Allergic reactions to food and other potential life threatening allergic reactions can be fatal unless epinephrine is injected into the child immediately. Sarah Denny, MD, a pediatrician in the Emergency Department at Nationwide Children's, knows how crucial it is to have an epinephrine auto injector close by if your child has a severe allergy. The number of children treated for anaphylactic shock at Nationwide Children's Emergency Department has been on the rise, but the issue is also personal for Dr. Denny.

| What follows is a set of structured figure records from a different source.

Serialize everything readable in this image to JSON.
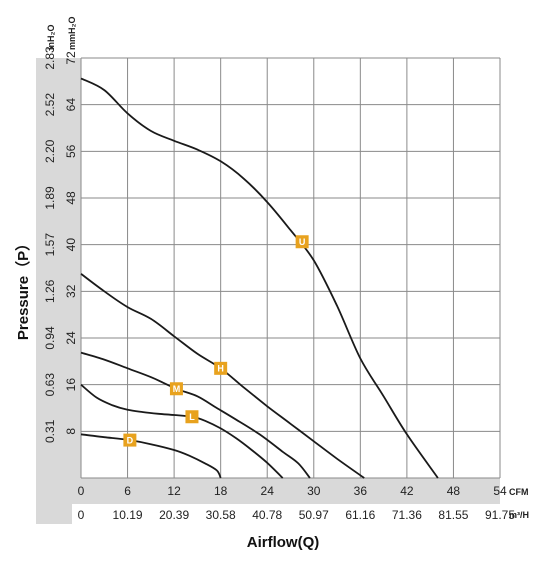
{
  "chart_data": {
    "type": "line",
    "xlabel": "Airflow(Q)",
    "ylabel": "Pressure（P）",
    "x_unit_primary": "CFM",
    "x_unit_secondary": "m³/H",
    "y_unit_primary": "mmH₂O",
    "y_unit_secondary": "inH₂O",
    "xlim": [
      0,
      54
    ],
    "ylim": [
      0,
      72
    ],
    "x_ticks": [
      0,
      6,
      12,
      18,
      24,
      30,
      36,
      42,
      48,
      54
    ],
    "x_ticks_secondary": [
      "0",
      "10.19",
      "20.39",
      "30.58",
      "40.78",
      "50.97",
      "61.16",
      "71.36",
      "81.55",
      "91.75"
    ],
    "y_ticks": [
      8,
      16,
      24,
      32,
      40,
      48,
      56,
      64,
      72
    ],
    "y_ticks_secondary": [
      "0.31",
      "0.63",
      "0.94",
      "1.26",
      "1.57",
      "1.89",
      "2.20",
      "2.52",
      "2.83"
    ],
    "grid": true,
    "label_color": "#e8a21e",
    "series": [
      {
        "name": "U",
        "label_at": [
          28.5,
          40.5
        ],
        "points": [
          [
            0,
            68.5
          ],
          [
            3,
            66.5
          ],
          [
            6,
            62.5
          ],
          [
            9,
            59.5
          ],
          [
            12,
            57.8
          ],
          [
            15,
            56.3
          ],
          [
            18,
            54.3
          ],
          [
            21,
            51.3
          ],
          [
            24,
            47.3
          ],
          [
            27,
            42.5
          ],
          [
            30,
            37.3
          ],
          [
            33,
            29.5
          ],
          [
            36,
            20.5
          ],
          [
            39,
            14.0
          ],
          [
            42,
            7.5
          ],
          [
            46,
            0
          ]
        ]
      },
      {
        "name": "H",
        "label_at": [
          18,
          18.8
        ],
        "points": [
          [
            0,
            35.0
          ],
          [
            3,
            32.0
          ],
          [
            6,
            29.3
          ],
          [
            9,
            27.3
          ],
          [
            12,
            24.3
          ],
          [
            15,
            21.3
          ],
          [
            18,
            18.8
          ],
          [
            21,
            15.5
          ],
          [
            24,
            12.3
          ],
          [
            27,
            9.3
          ],
          [
            30,
            6.3
          ],
          [
            33,
            3.3
          ],
          [
            36.5,
            0
          ]
        ]
      },
      {
        "name": "M",
        "label_at": [
          12.3,
          15.3
        ],
        "points": [
          [
            0,
            21.5
          ],
          [
            3,
            20.3
          ],
          [
            6,
            18.8
          ],
          [
            9,
            17.3
          ],
          [
            12.3,
            15.3
          ],
          [
            15,
            14.0
          ],
          [
            17.5,
            12.0
          ],
          [
            20,
            10.0
          ],
          [
            23,
            7.5
          ],
          [
            26,
            4.5
          ],
          [
            28,
            2.5
          ],
          [
            29.5,
            0
          ]
        ]
      },
      {
        "name": "L",
        "label_at": [
          14.3,
          10.5
        ],
        "points": [
          [
            0,
            16.0
          ],
          [
            2,
            13.8
          ],
          [
            4,
            12.5
          ],
          [
            6,
            11.7
          ],
          [
            8,
            11.3
          ],
          [
            10,
            11.0
          ],
          [
            12,
            10.8
          ],
          [
            14.3,
            10.5
          ],
          [
            16,
            9.8
          ],
          [
            18,
            8.5
          ],
          [
            20,
            6.8
          ],
          [
            22,
            4.8
          ],
          [
            24,
            2.6
          ],
          [
            26,
            0
          ]
        ]
      },
      {
        "name": "D",
        "label_at": [
          6.3,
          6.5
        ],
        "points": [
          [
            0,
            7.5
          ],
          [
            3,
            7.0
          ],
          [
            6.3,
            6.5
          ],
          [
            9,
            5.8
          ],
          [
            12,
            4.8
          ],
          [
            14,
            3.8
          ],
          [
            16,
            2.5
          ],
          [
            17.5,
            1.3
          ],
          [
            18,
            0
          ]
        ]
      }
    ]
  }
}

Dr. Denny's son, Liam, just 18-months-old at the time, had an anaphylactic reaction to soy milk in 2008. Previous testing confirmed he was allergic to dairy, egg, peanuts and tree nuts, but Liam drank soy milk for months before his anaphylactic reaction. After drinking a cup of soy milk as he had done regularly for months, Liam immediately started coughing, vomiting, developed hives all over his body and slipped into unconsciousness after a few minutes. Dr. Denny's husband, also a physician, administered Liam's epinephrine auto injector then immediately called 911. Much to the Denny's relief, medics arrived quickly.

"Thankfully, in the 10-minute ride in the ambulance to Nationwide Children's Hospital, the epinephrine started to work and by the time we got to the Emergency Department he was sitting up on my lap, waving to the nurses," recalled Dr. Denny, also a faculty member at The Ohio State University College of Medicine. "Had we not had an epinephrine auto injector at home, I don't know that we would have been so lucky."

The School Access to Emergency Epinephrine Act, signed by the President last month, provides states federal grants if schools maintain a supply of epinephrine, and trains school employees to administer the drug in an emergency. Additionally, the bill provides civil-liability protection for those who administer epinephrine in an emergency.

David Stukus, MD, an allergist at Nationwide Children's said, "This issue has to be addressed where kids are most vulnerable to an attack. Approximately 90 percent of all schools have one or more students with a food allergy, and about 25 percent of life-threatening food allergy reactions reported at schools occurred in children with no prior history of food allergies."

"Epinephrine in schools should not replace your family's own individualized allergy treatment plan that you make with your allergist and school," said Dr. Stukus, also a faculty member at The Ohio State University College of Medicine. "This act is most critical for students who may not yet have been diagnosed, or for those with known food allergies who, for whatever reason, do not have self-injectable epinephrine immediately available. When a child has a severe allergic reaction, seconds are crucial because timely administration of epinephrine is the single most important way to save lives, and this act will help schools do just that."